On the LAN side of the Mikrotik, everything works perfectly when VPN is down:
Mikrotik management is reachable from the LAN.
Gateway IP on Mikrotik can ping
Internet access works (Mikrotik is configured as WiFi client and traffic is routed and NATed from the LAN, this is the particularity in my case, VPN is established over WiFi in AP station mode.)
On the LAN side, Ethernet ports are bridged, and I also have a virtual WLAN interface bridged to the LAN. Without VPN, everything work fine.
As soon as IKEv2 VPN goes up, all of the above fails. It’s as if LAN became isolated from the Mikrotik.
I noticed that, from the other end of the VPN, through the IKEv2 VPN, I’m able to access the management interface (GUI, SSH, etc).
Maybe if the OP had exported the full config without eliding important parts such as the firewall and probably more, I could’ve helped him. Alas, I couldn’t. Maybe I could help you @Yanik if you give me some more details like what is on the other side of the VPN, whether GRE, IPIP, etc. is used for the local subnets to be routed through the tunnel, and a full, exported config (sensitive information like public IPs, keys, passwords and others should ofc be redacted)
IPsec policies override any result of regular routing, except blackhole. I.e. whenever the regular routing finds an out-interface for a packet and all the stages of packet processing in the firewall, including srcnat, do their job, the address, protocol, and eventually port header fields of the resulting packet are matched against the traffic selectors of the IPsec policies and if a match is found, the packet is processed according to the matching policy rather than getting sent out via the out-interface chosen by the regular routing. Routing marks etc. do not affect this.

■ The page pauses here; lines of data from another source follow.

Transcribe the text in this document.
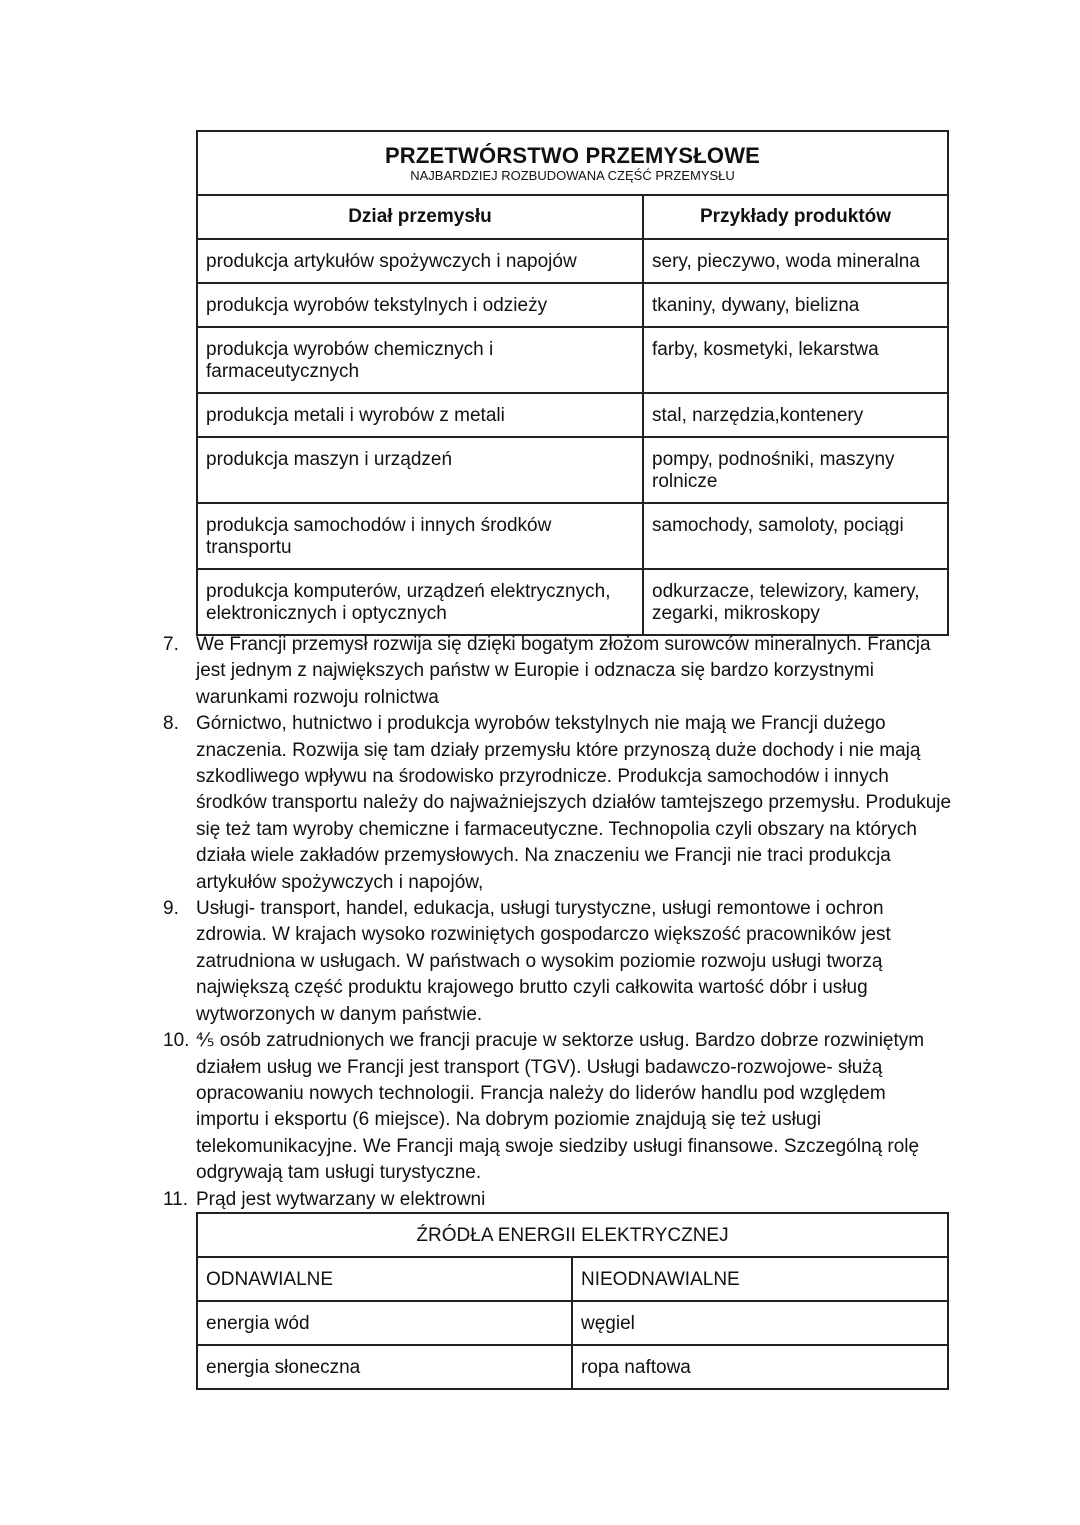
PRZETWÓRSTWO PRZEMYSŁOWE
NAJBARDZIEJ ROZBUDOWANA CZĘŚĆ PRZEMYSŁU	

Dział przemysłu	Przykłady produktów
produkcja artykułów spożywczych i napojów	sery, pieczywo, woda mineralna
produkcja wyrobów tekstylnych i odzieży	tkaniny, dywany, bielizna
produkcja wyrobów chemicznych i farmaceutycznych	farby, kosmetyki, lekarstwa
produkcja metali i wyrobów z metali	stal, narzędzia,kontenery
produkcja maszyn i urządzeń	pompy, podnośniki, maszyny rolnicze
produkcja samochodów i innych środków transportu	samochody, samoloty, pociągi
produkcja komputerów, urządzeń elektrycznych, elektronicznych i optycznych	odkurzacze, telewizory, kamery, zegarki, mikroskopy
7. We Francji przemysł rozwija się dzięki bogatym złożom surowców mineralnych. Francja jest jednym z największych państw w Europie i odznacza się bardzo korzystnymi warunkami rozwoju rolnictwa
8. Górnictwo, hutnictwo i produkcja wyrobów tekstylnych nie mają we Francji dużego znaczenia. Rozwija się tam działy przemysłu które przynoszą duże dochody i nie mają szkodliwego wpływu na środowisko przyrodnicze. Produkcja samochodów i innych środków transportu należy do najważniejszych działów tamtejszego przemysłu. Produkuje się też tam wyroby chemiczne i farmaceutyczne. Technopolia czyli obszary na których działa wiele zakładów przemysłowych. Na znaczeniu we Francji nie traci produkcja artykułów spożywczych i napojów,
9. Usługi- transport, handel, edukacja, usługi turystyczne, usługi remontowe i ochron zdrowia. W krajach wysoko rozwiniętych gospodarczo większość pracowników jest zatrudniona w usługach. W państwach o wysokim poziomie rozwoju usługi tworzą największą część produktu krajowego brutto czyli całkowita wartość dóbr i usług wytworzonych w danym państwie.
10. ⅘ osób zatrudnionych we francji pracuje w sektorze usług. Bardzo dobrze rozwiniętym działem usług we Francji jest transport (TGV). Usługi badawczo-rozwojowe- służą opracowaniu nowych technologii. Francja należy do liderów handlu pod względem importu i eksportu (6 miejsce). Na dobrym poziomie znajdują się też usługi telekomunikacyjne. We Francji mają swoje siedziby usługi finansowe. Szczególną rolę odgrywają tam usługi turystyczne.
11. Prąd jest wytwarzany w elektrowni
ŹRÓDŁA ENERGII ELEKTRYCZNEJ	
ODNAWIALNE	NIEODNAWIALNE
energia wód	węgiel
energia słoneczna	ropa naftowa
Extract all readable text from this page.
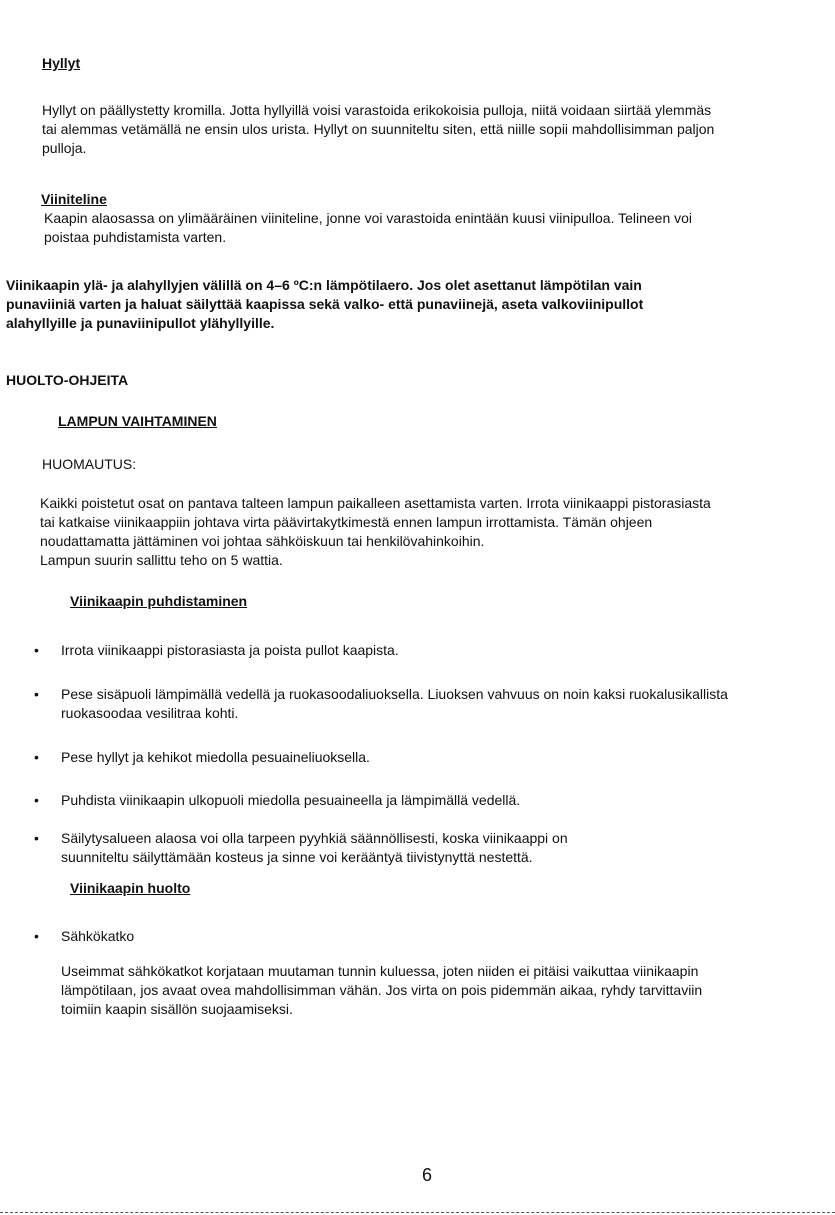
Hyllyt
Hyllyt on päällystetty kromilla. Jotta hyllyillä voisi varastoida erikokoisia pulloja, niitä voidaan siirtää ylemmäs
tai alemmas vetämällä ne ensin ulos urista. Hyllyt on suunniteltu siten, että niille sopii mahdollisimman paljon
pulloja.
Viiniteline
Kaapin alaosassa on ylimääräinen viiniteline, jonne voi varastoida enintään kuusi viinipulloa. Telineen voi
poistaa puhdistamista varten.
Viinikaapin ylä- ja alahyllyjen välillä on 4–6 ºC:n lämpötilaero. Jos olet asettanut lämpötilan vain
punaviiniä varten ja haluat säilyttää kaapissa sekä valko- että punaviinejä, aseta valkoviinipullot
alahyllyille ja punaviinipullot ylähyllyille.
HUOLTO-OHJEITA
LAMPUN VAIHTAMINEN
HUOMAUTUS:
Kaikki poistetut osat on pantava talteen lampun paikalleen asettamista varten. Irrota viinikaappi pistorasiasta
tai katkaise viinikaappiin johtava virta päävirtakytkimestä ennen lampun irrottamista. Tämän ohjeen
noudattamatta jättäminen voi johtaa sähköiskuun tai henkilövahinkoihin.
Lampun suurin sallittu teho on 5 wattia.
Viinikaapin puhdistaminen
• Irrota viinikaappi pistorasiasta ja poista pullot kaapista.
• Pese sisäpuoli lämpimällä vedellä ja ruokasoodaliuoksella. Liuoksen vahvuus on noin kaksi ruokalusikallista
ruokasoodaa vesilitraa kohti.
• Pese hyllyt ja kehikot miedolla pesuaineliuoksella.
• Puhdista viinikaapin ulkopuoli miedolla pesuaineella ja lämpimällä vedellä.
• Säilytysalueen alaosa voi olla tarpeen pyyhkiä säännöllisesti, koska viinikaappi on
suunniteltu säilyttämään kosteus ja sinne voi kerääntyä tiivistynyttä nestettä.
Viinikaapin huolto
• Sähkökatko
Useimmat sähkökatkot korjataan muutaman tunnin kuluessa, joten niiden ei pitäisi vaikuttaa viinikaapin
lämpötilaan, jos avaat ovea mahdollisimman vähän. Jos virta on pois pidemmän aikaa, ryhdy tarvittaviin
toimiin kaapin sisällön suojaamiseksi.
6
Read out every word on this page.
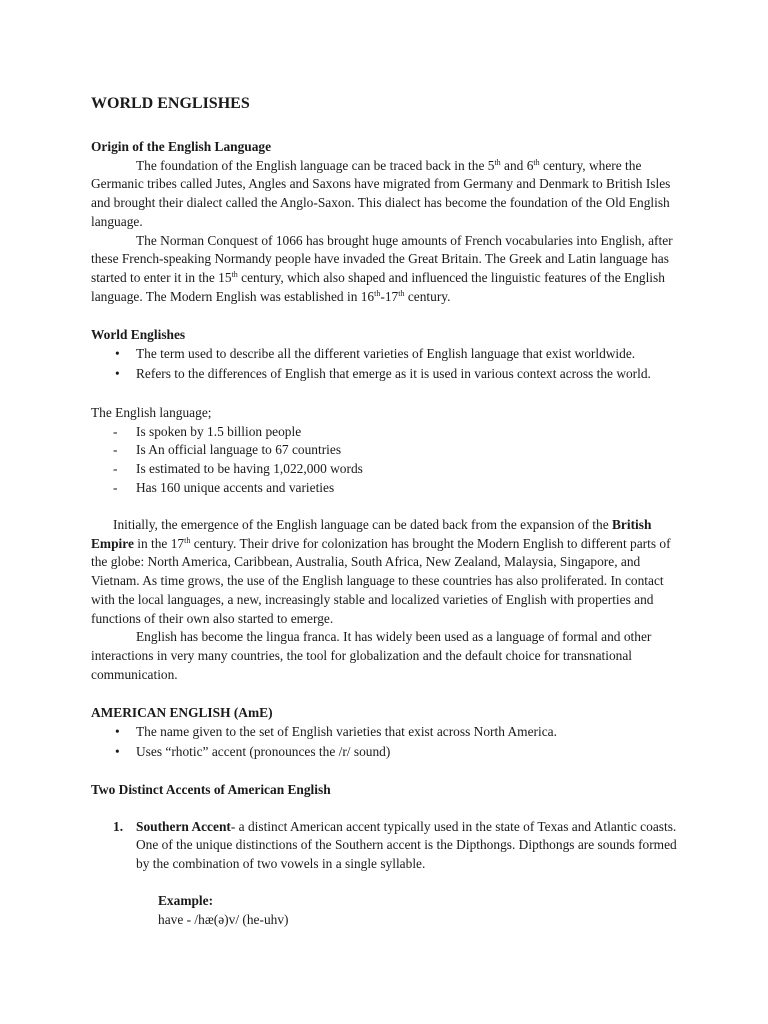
WORLD ENGLISHES

Origin of the English Language

The foundation of the English language can be traced back in the 5th and 6th century, where the Germanic tribes called Jutes, Angles and Saxons have migrated from Germany and Denmark to British Isles and brought their dialect called the Anglo-Saxon. This dialect has become the foundation of the Old English language.

The Norman Conquest of 1066 has brought huge amounts of French vocabularies into English, after these French-speaking Normandy people have invaded the Great Britain. The Greek and Latin language has started to enter it in the 15th century, which also shaped and influenced the linguistic features of the English language. The Modern English was established in 16th-17th century.

World Englishes

• The term used to describe all the different varieties of English language that exist worldwide.
• Refers to the differences of English that emerge as it is used in various context across the world.

The English language;

- Is spoken by 1.5 billion people
- Is An official language to 67 countries
- Is estimated to be having 1,022,000 words
- Has 160 unique accents and varieties

Initially, the emergence of the English language can be dated back from the expansion of the British Empire in the 17th century. Their drive for colonization has brought the Modern English to different parts of the globe: North America, Caribbean, Australia, South Africa, New Zealand, Malaysia, Singapore, and Vietnam. As time grows, the use of the English language to these countries has also proliferated. In contact with the local languages, a new, increasingly stable and localized varieties of English with properties and functions of their own also started to emerge.

English has become the lingua franca. It has widely been used as a language of formal and other interactions in very many countries, the tool for globalization and the default choice for transnational communication.

AMERICAN ENGLISH (AmE)

• The name given to the set of English varieties that exist across North America.
• Uses “rhotic” accent (pronounces the /r/ sound)

Two Distinct Accents of American English

1. Southern Accent- a distinct American accent typically used in the state of Texas and Atlantic coasts. One of the unique distinctions of the Southern accent is the Dipthongs. Dipthongs are sounds formed by the combination of two vowels in a single syllable.

Example:

have - /hæ(ə)v/ (he-uhv)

Looking at the configuration of @NGiannis, the /ip ipsec mode-config row for the Windows peer does exist and the corresponding /ip ipsec identity refers to it, but the screenshot shows that the Windows server did not provide a “mode-config” (the name is different in IKEv2 vernacular but the purpose is the same) response and requested creation of a policy with a 0.0.0.0/0<->0.0.0.0/0 traffic selector. Such a policy intercepts anything, including a packet from the Mikrotik itself to a device in any network connected to it directly, such as 192.168.50.0/24 in this case.
So to maintain accessibility of the Mikrotik from LAN once the IPsec connection to the Windows server gets established, you have to add a policy with traffic selector src-address=192.168.50.0/24 dst-address=192.168.50.0/24 and action=none before (above) the policy template in group VPN (the one the identity for the Windows peer refers to). Matching of packets against IPsec policies is done exactly the same way like matching them against firewall rules, i.e. starting from the first (topmost) one down until the first match is found or until the list ends, so packets from Mikrotik itself to a host in its LAN subnet will be prevented from reaching the policy created dynamically from the template in the VPN group.
@Yanik, if adjusting the above to your configuration is not sufficient, follow the suggestion of @TheCat12 to post an anonymised export of your configuration.